À ce titre, on trouve peu d’agriculteurs indépendants sur les lieux de migration, ce qui signifie que les populations de l’Altiplano Sud n’ont guère profité des fronts de colonisation agricole des terres basses dans le pays.
Si l’on tient compte seulement des activités pratiquées en migration au moment de l’enquête, c’est‐à‐dire lors de la dernière période 2000‐2008, le commerce indépendant est devenu l’activité phare (plus d’un quart des migrants citent cette activité), suivi par le salariat informel dans les secteurs du textile et de l’artisanat (14%) et, pour les femmes, par le travail domestique (11%).
Pour les hommes le salariat permanent dans l’administration, le salariat informel dans le bâtiment ou le service automobile demeurent des débouchés importants (entre 6 et 10% des hommes migrants au cours de la période ont pratiqué ou pratiquent encore l’une de ces activités).
La migration, comme déjà dit, est souvent liée à la recherche d’un meilleur revenu.
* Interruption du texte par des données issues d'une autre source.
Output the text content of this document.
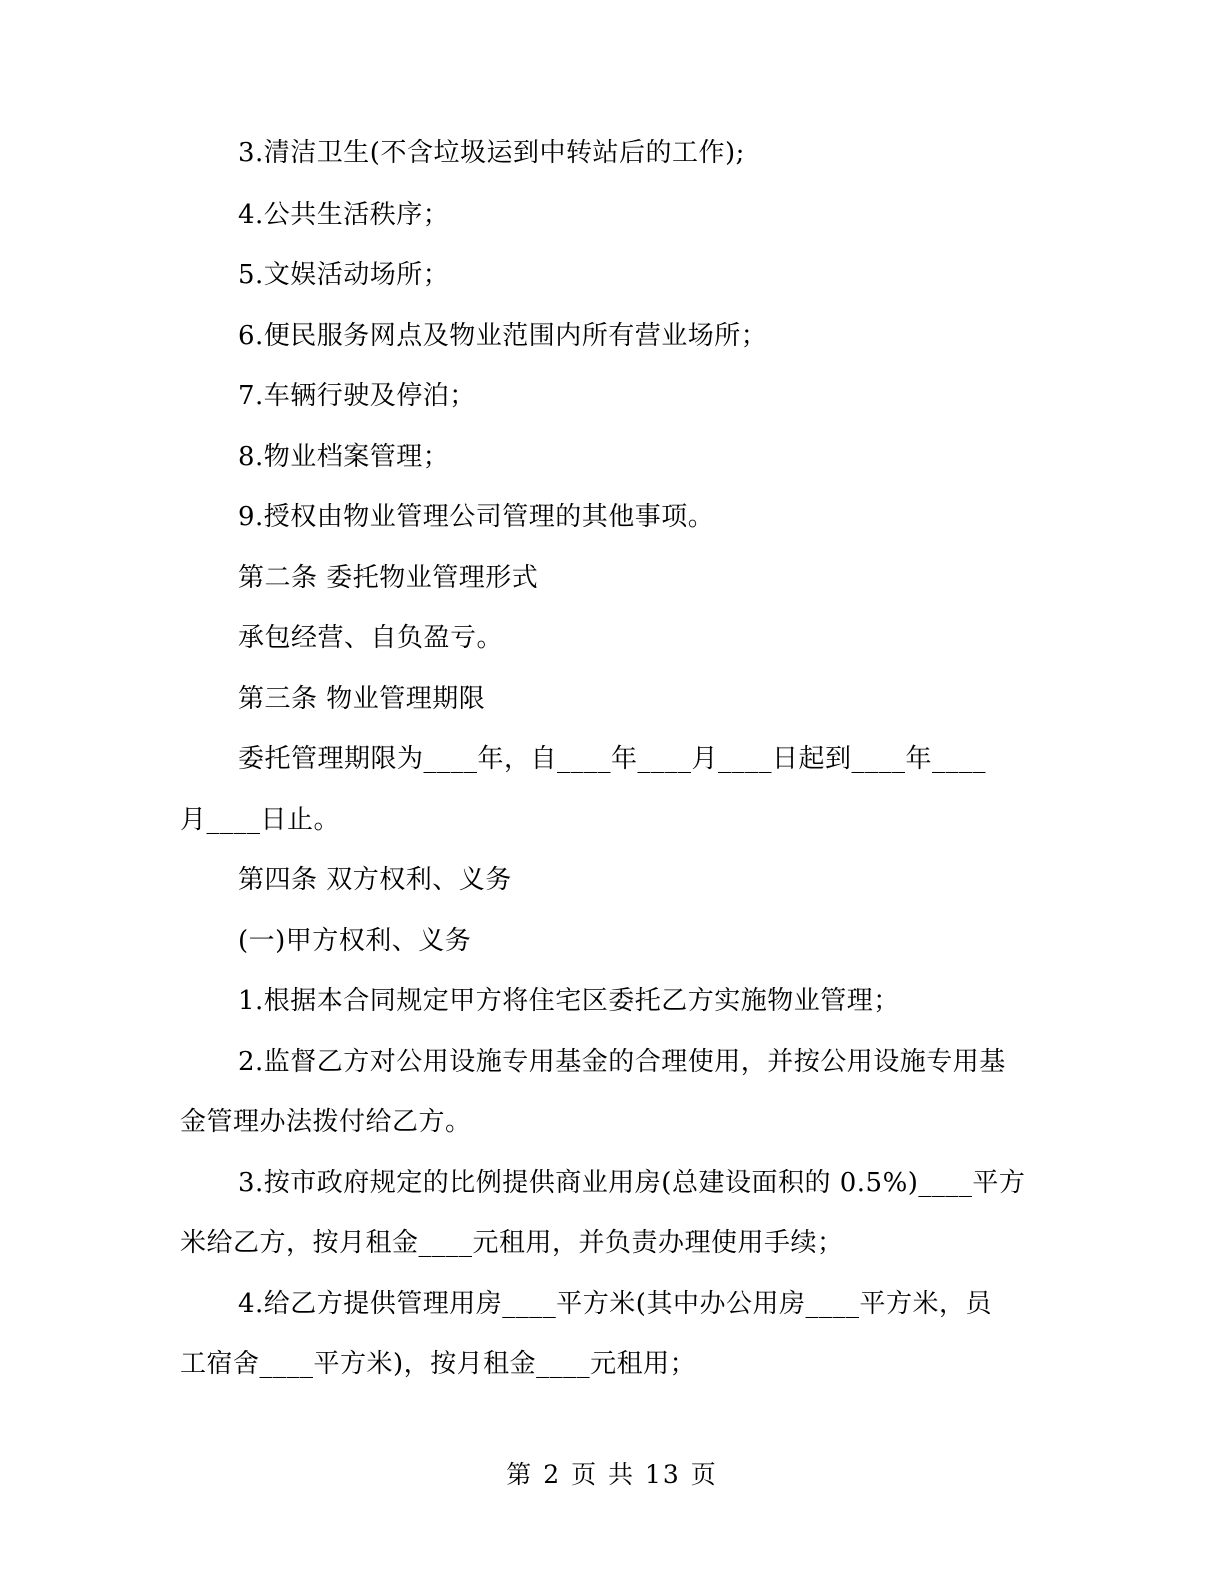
3.清洁卫生(不含垃圾运到中转站后的工作);
4.公共生活秩序；
5.文娱活动场所；
6.便民服务网点及物业范围内所有营业场所；
7.车辆行驶及停泊；
8.物业档案管理；
9.授权由物业管理公司管理的其他事项。
第二条 委托物业管理形式
承包经营、自负盈亏。
第三条 物业管理期限
委托管理期限为____年，自____年____月____日起到____年____
月____日止。
第四条 双方权利、义务
(一)甲方权利、义务
1.根据本合同规定甲方将住宅区委托乙方实施物业管理；
2.监督乙方对公用设施专用基金的合理使用，并按公用设施专用基
金管理办法拨付给乙方。
3.按市政府规定的比例提供商业用房(总建设面积的 0.5%)____平方
米给乙方，按月租金____元租用，并负责办理使用手续；
4.给乙方提供管理用房____平方米(其中办公用房____平方米，员
工宿舍____平方米)，按月租金____元租用；
第 2 页 共 13 页
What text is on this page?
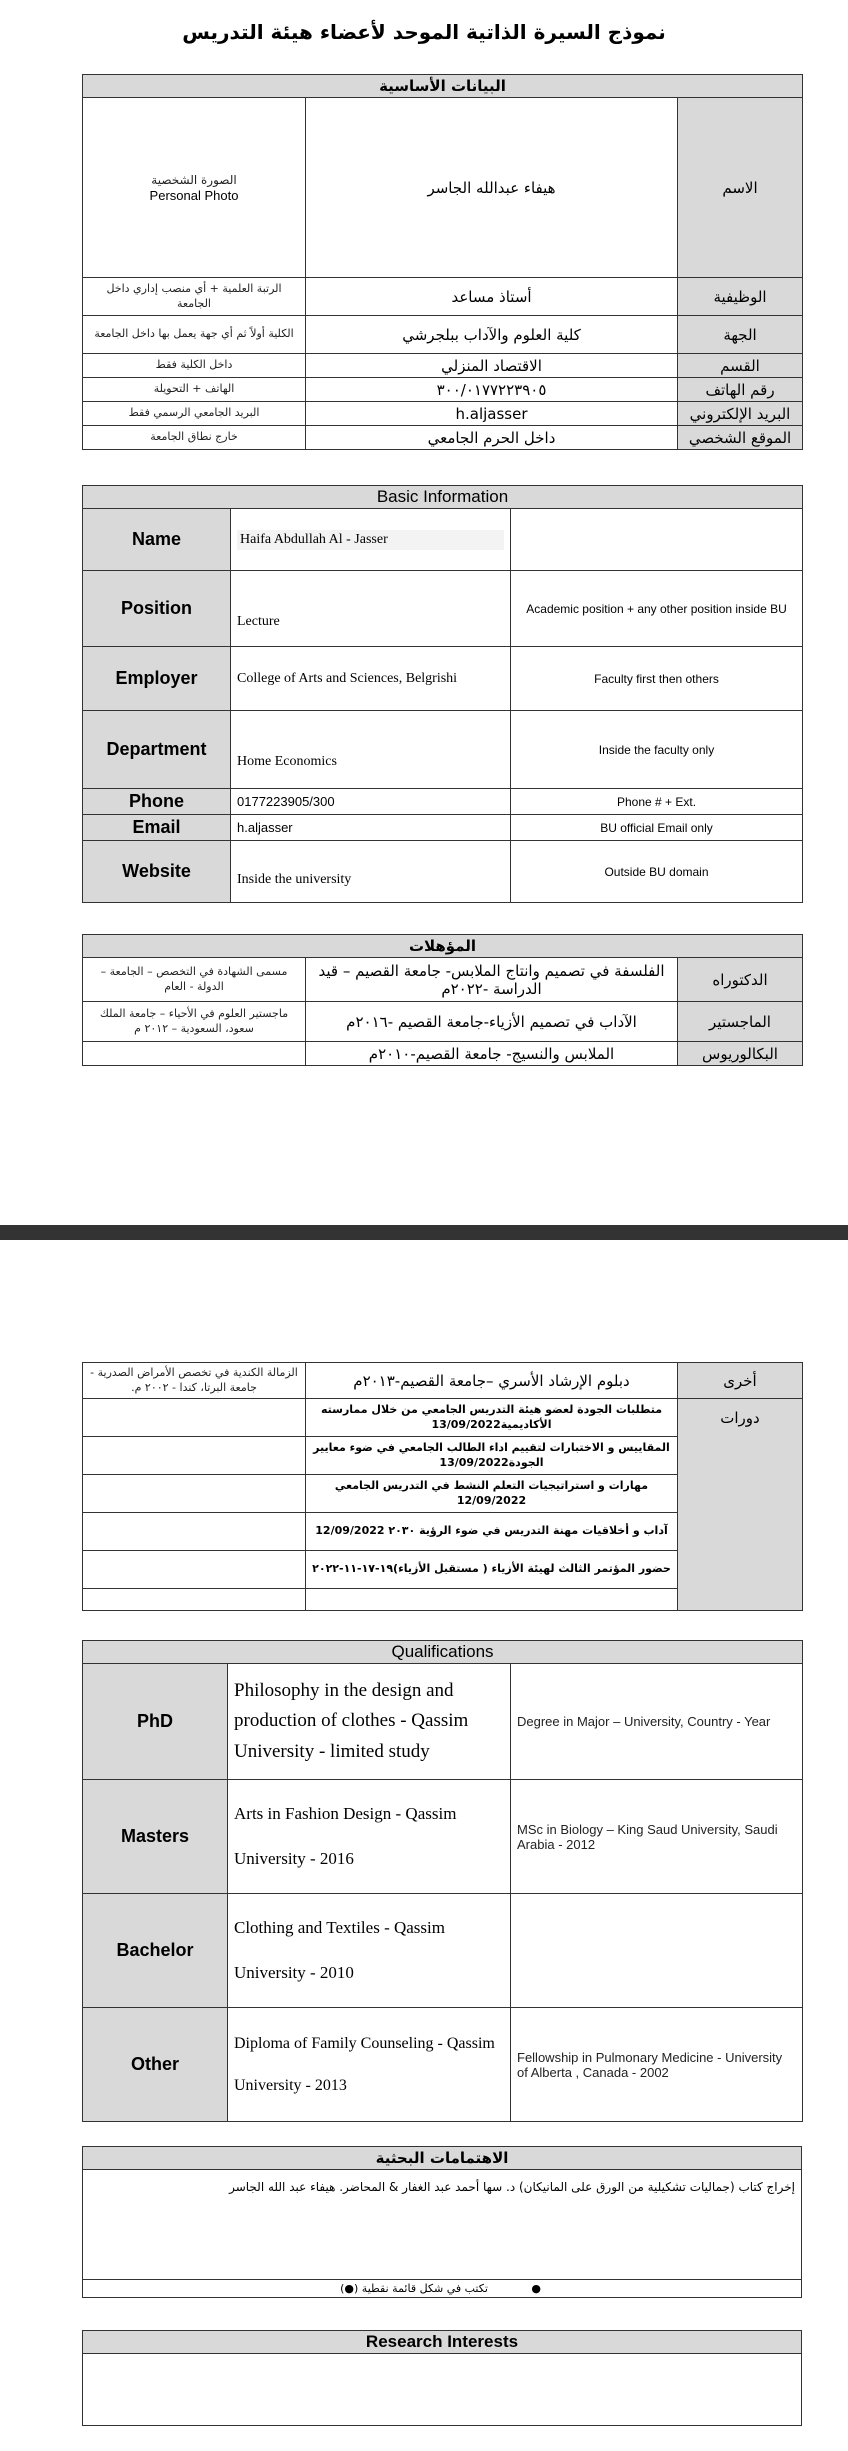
نموذج السيرة الذاتية الموحد لأعضاء هيئة التدريس
البيانات الأساسية		
الاسم	هيفاء عبدالله الجاسر	الصورة الشخصية
Personal Photo

الوظيفية	أستاذ مساعد	الرتبة العلمية + أي منصب إداري داخل الجامعة
الجهة	كلية العلوم والآداب ببلجرشي	الكلية أولاً ثم أي جهة يعمل بها داخل الجامعة
القسم	الاقتصاد المنزلي	داخل الكلية فقط
رقم الهاتف	٣٠٠/٠١٧٧٢٢٣٩٠٥	الهاتف + التحويلة
البريد الإلكتروني	h.aljasser	البريد الجامعي الرسمي فقط
الموقع الشخصي	داخل الحرم الجامعي	خارج نطاق الجامعة
Basic Information		
Name	Haifa Abdullah Al - Jasser	

Position	Lecture	Academic position + any other position inside BU
Employer	College of Arts and Sciences, Belgrishi	Faculty first then others
Department	Home Economics	Inside the faculty only
Phone	0177223905/300	Phone # + Ext.
Email	h.aljasser	BU official Email only
Website	Inside the university	Outside BU domain
المؤهلات		
الدكتوراه	الفلسفة في تصميم وانتاج الملابس- جامعة القصيم – قيد الدراسة -٢٠٢٢م	مسمى الشهادة في التخصص – الجامعة – الدولة - العام
الماجستير	الآداب في تصميم الأزياء-جامعة القصيم -٢٠١٦م	ماجستير العلوم في الأحياء – جامعة الملك سعود، السعودية – ٢٠١٢ م
البكالوريوس	الملابس والنسيج- جامعة القصيم-٢٠١٠م	
أخرى	دبلوم الإرشاد الأسري –جامعة القصيم-٢٠١٣م	الزمالة الكندية في تخصص الأمراض الصدرية - جامعة البرتا، كندا - ٢٠٠٢ م.
دورات	متطلبات الجودة لعضو هيئة التدريس الجامعي من خلال ممارسته الأكاديمية13/09/2022	
	المقاييس و الاختبارات لتقييم اداء الطالب الجامعي في ضوء معايير الجودة13/09/2022	
	مهارات و استراتيجيات التعلم النشط في التدريس الجامعي 12/09/2022	
	آداب و أخلاقيات مهنة التدريس في ضوء الرؤية ٢٠٣٠ 12/09/2022	
	حضور المؤتمر الثالث لهيئة الأزياء ( مستقبل الأزياء)١٩-١٧-١١-٢٠٢٢	

Qualifications		
PhD	Philosophy in the design and production of clothes - Qassim University - limited study	Degree in Major – University, Country - Year
Masters	Arts in Fashion Design - Qassim University - 2016	MSc in Biology – King Saud University, Saudi Arabia - 2012
Bachelor	Clothing and Textiles - Qassim University - 2010	
Other	Diploma of Family Counseling - Qassim University - 2013	Fellowship in Pulmonary Medicine - University of Alberta , Canada - 2002
الاهتمامات البحثية
إخراج كتاب (جماليات تشكيلية من الورق على المانيكان) د. سها أحمد عبد الغفار & المحاضر. هيفاء عبد الله الجاسر
● تكتب في شكل قائمة نقطية (●)
Research Interests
Pour les jeunes générations de migrants, cependant, les conditions d’emploi sont souvent très précaires et le travail finalement peu rémunéré au regard du temps consacré. Au bas de l’échelle, on trouve en effet les emplois des jeunes gens qui, souvent, partent chez un parent pour une première expérience migratoire. T. Locoh (1991 : 283) signale que « bien souvent le migrant, s’il est jeune et peu formé deviendra une aide‐familiale ou l’apprenti de celui qui l’héberge, statut précaire où, pour le prix de l’hébergement on est corvéable à merci. Les filles sont particulièrement destinées à ce statut ». Les jeunes filles des communautés de l’Altiplano Sud, qui partent comme employée domestique chez une tante ou une marraine, se trouvent précisément dans cette situation, ainsi que les garçons qui travaillent comme aide maçon chez un oncle ou un cousin. Leur salaire est symbolique mais, en compensation, ils ont parfois la possibilité d’étudier ou de se former à un métier.
Le salaire minimum en Bolivie, en 2007, était d’environ 50 euros par mois pour un travail non qualifié et déclaré, supposant des conditions et un temps de travail réglementaires. Sur l’Altiplano Sud, comme dans de nombreuses régions en Bolivie, la plupart des activités pratiquées sur les lieux de migration ne sont pas déclarées, et si les migrants se considèrent souvent comme des travailleurs « journaliers », assumant ainsi des conditions précaires et de forte pénibilité, c’est que les gains d’un travail non déclaré sont souvent plus élevés. Pour les adultes, le salaire d’un maçon ou de tout autre travailleur non qualifié est de 2 à 5 euros/jour (soit 50 à 125 euros/mois). Les conditions de travail sont variables, certains sont logés et nourris.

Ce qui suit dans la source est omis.